Fuori la chimica dal piatto!

28 dicembre 2010 | commenti: 0



fuori la chimica dal piatto | lofaccioincasa.it

Abbiamo visto come rendere il nostro carrello della spesa u po’ più salutare, cosa scegliere e quali reparti del supermercato visitare con meno frequenza. Adesso tocca a noi, con la fantasia, le ricette della nostra tradizione e qualche attenzione, rendere appetitose queste materie prime! Evitiamo però alcuni errori che rischiano di rendere i nostri piatti un concentrato di sostanze chimiche dannose o addirittura una fonte di infezioni tossico-alimentari. Ne elencherò alcuni:

Preparare il soffritto di sedano, carota e cipolla

I fritti includono una grande quantità di grassi che per loro natura se introdotti in eccesso apportano al nostro organismo sostanze che difficilmente vengono sintetizzate. Per tale ragione obesità e malattie cardiovascolari possono essere connesse ad un loro consumo smisurato. L’olio fritto produce acreolina, una sostanza molto tossica per il fegato!
Dovendo preparare il soffritto, possiamo aggiungere agli ingredienti un po’ di acqua e coprire il tegame con un coperchio. Grazie al vapore acqueo l’olio non raggiungerà alte temperature e non friggerà il nostro battuto che sarà solamente cotto con un vago sentore di frittura!
Se poi dovete prepararlo per il ragù di carne, mettete tutto a freddo insieme al pomodoro e al macinato: il risultato è garantito.
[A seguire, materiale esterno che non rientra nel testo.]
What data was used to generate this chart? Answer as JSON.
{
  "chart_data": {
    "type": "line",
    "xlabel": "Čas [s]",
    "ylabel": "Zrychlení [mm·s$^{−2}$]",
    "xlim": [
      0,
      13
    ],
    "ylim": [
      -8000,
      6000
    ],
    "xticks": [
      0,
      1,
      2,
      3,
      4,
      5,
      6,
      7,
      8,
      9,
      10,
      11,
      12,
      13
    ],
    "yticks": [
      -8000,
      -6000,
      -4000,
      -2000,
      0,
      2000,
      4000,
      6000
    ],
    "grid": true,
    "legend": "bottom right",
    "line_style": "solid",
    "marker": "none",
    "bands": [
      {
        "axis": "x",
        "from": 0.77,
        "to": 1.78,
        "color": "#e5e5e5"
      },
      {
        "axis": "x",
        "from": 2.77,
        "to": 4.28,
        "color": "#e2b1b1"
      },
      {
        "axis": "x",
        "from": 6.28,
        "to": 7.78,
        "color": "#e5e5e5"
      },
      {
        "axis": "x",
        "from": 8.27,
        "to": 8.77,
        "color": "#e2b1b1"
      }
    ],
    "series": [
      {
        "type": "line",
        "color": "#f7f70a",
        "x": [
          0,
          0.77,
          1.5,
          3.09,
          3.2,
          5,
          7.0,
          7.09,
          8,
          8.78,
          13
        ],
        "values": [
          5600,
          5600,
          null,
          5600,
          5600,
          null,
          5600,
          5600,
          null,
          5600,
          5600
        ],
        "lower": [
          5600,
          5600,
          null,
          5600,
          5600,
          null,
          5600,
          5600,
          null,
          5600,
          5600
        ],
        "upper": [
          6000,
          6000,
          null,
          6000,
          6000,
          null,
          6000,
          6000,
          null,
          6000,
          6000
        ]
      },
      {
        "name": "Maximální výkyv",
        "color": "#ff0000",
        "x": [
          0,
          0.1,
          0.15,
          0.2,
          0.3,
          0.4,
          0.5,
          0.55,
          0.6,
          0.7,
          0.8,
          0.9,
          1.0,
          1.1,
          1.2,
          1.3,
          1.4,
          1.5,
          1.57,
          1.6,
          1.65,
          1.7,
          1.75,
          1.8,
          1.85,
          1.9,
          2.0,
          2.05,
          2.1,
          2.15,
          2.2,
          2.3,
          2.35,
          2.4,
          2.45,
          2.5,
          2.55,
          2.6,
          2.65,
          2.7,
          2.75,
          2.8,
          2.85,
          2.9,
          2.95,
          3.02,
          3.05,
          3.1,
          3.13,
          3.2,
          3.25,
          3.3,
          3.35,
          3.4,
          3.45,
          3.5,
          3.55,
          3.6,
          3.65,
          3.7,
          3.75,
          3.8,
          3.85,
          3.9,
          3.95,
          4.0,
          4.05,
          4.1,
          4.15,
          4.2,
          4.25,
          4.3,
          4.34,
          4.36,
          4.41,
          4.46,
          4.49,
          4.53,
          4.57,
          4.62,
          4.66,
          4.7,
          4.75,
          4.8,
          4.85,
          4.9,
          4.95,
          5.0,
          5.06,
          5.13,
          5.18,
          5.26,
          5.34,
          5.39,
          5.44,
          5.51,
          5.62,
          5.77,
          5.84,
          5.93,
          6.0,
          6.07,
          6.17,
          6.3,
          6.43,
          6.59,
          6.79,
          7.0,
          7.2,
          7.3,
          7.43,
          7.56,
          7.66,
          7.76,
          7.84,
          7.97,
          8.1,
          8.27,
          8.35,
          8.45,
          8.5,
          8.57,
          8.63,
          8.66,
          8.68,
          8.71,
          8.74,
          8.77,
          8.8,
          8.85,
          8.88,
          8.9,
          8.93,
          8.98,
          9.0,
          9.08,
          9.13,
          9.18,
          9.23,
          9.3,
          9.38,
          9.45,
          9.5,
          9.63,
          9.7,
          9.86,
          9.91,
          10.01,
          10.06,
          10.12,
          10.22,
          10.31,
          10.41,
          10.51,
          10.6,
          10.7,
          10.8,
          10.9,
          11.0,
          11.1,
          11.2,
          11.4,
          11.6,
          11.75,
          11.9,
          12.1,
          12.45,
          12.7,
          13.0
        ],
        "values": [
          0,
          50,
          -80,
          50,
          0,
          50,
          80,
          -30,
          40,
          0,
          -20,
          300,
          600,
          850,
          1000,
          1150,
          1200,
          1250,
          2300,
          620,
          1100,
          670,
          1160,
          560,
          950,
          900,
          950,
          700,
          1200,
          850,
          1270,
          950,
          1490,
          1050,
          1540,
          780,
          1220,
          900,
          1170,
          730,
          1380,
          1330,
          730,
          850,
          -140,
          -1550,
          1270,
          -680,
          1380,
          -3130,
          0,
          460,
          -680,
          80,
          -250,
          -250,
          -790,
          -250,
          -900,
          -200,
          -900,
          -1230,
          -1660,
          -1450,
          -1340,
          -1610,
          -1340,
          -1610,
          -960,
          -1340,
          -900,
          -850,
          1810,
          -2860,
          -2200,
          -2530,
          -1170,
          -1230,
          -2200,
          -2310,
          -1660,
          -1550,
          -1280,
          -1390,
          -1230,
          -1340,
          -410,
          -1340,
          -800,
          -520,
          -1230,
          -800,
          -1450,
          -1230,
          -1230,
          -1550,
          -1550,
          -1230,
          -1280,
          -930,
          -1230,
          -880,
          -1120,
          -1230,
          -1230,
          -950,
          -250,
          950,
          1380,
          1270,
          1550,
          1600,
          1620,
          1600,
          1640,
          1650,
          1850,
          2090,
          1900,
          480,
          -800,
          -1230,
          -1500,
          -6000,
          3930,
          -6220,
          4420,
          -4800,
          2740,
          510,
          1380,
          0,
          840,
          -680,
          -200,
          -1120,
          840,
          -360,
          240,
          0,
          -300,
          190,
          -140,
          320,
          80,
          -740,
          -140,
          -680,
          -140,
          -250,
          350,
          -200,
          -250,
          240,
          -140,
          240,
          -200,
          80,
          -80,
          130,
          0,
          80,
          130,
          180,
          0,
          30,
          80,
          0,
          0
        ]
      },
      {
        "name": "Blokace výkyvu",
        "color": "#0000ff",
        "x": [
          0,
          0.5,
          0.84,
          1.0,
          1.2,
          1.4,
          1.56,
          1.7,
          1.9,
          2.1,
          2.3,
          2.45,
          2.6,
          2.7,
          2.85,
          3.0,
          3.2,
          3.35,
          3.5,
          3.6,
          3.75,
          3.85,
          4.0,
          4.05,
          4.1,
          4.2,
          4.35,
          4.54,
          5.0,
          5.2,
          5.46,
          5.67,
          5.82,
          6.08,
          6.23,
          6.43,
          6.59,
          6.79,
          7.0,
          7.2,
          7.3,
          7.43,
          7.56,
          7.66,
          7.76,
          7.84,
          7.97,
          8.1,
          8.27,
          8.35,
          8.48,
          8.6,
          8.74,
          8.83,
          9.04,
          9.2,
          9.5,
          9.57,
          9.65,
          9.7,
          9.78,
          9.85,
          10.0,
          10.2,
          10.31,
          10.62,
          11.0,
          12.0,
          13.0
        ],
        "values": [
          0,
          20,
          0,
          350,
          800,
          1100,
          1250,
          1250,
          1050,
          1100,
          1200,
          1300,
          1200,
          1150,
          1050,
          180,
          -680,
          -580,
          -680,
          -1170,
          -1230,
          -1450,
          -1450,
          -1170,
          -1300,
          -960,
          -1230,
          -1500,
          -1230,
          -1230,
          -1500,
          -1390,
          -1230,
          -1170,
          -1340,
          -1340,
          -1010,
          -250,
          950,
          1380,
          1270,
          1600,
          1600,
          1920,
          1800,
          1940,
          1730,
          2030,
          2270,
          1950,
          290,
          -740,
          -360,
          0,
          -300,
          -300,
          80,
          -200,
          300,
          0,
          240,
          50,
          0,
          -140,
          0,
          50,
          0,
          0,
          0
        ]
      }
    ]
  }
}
Considerare insostituibile la frittura

Il cibo fritto ha sicuramente un gusto indiscusso, ma sono ugualmente apprezzabili e decisamente più salutari le verdure e le carni bollite, cotte al vapore o al forno, insaporite con olio extravergine di oliva e spezie, con olive tritate o aceto balsamico!
Ad esempio le verdure come melanzane, spinaci, patate e cavolfiori, si possono cuocere in acqua bollente per qualche minuto e dopo si possono mettere nella padella antiaderente con olio extravergine di oliva a fuoco lento. Anche in questo caso l’acqua che impregna gli alimenti non permetterà all’olio di raggiungere le alte temperature!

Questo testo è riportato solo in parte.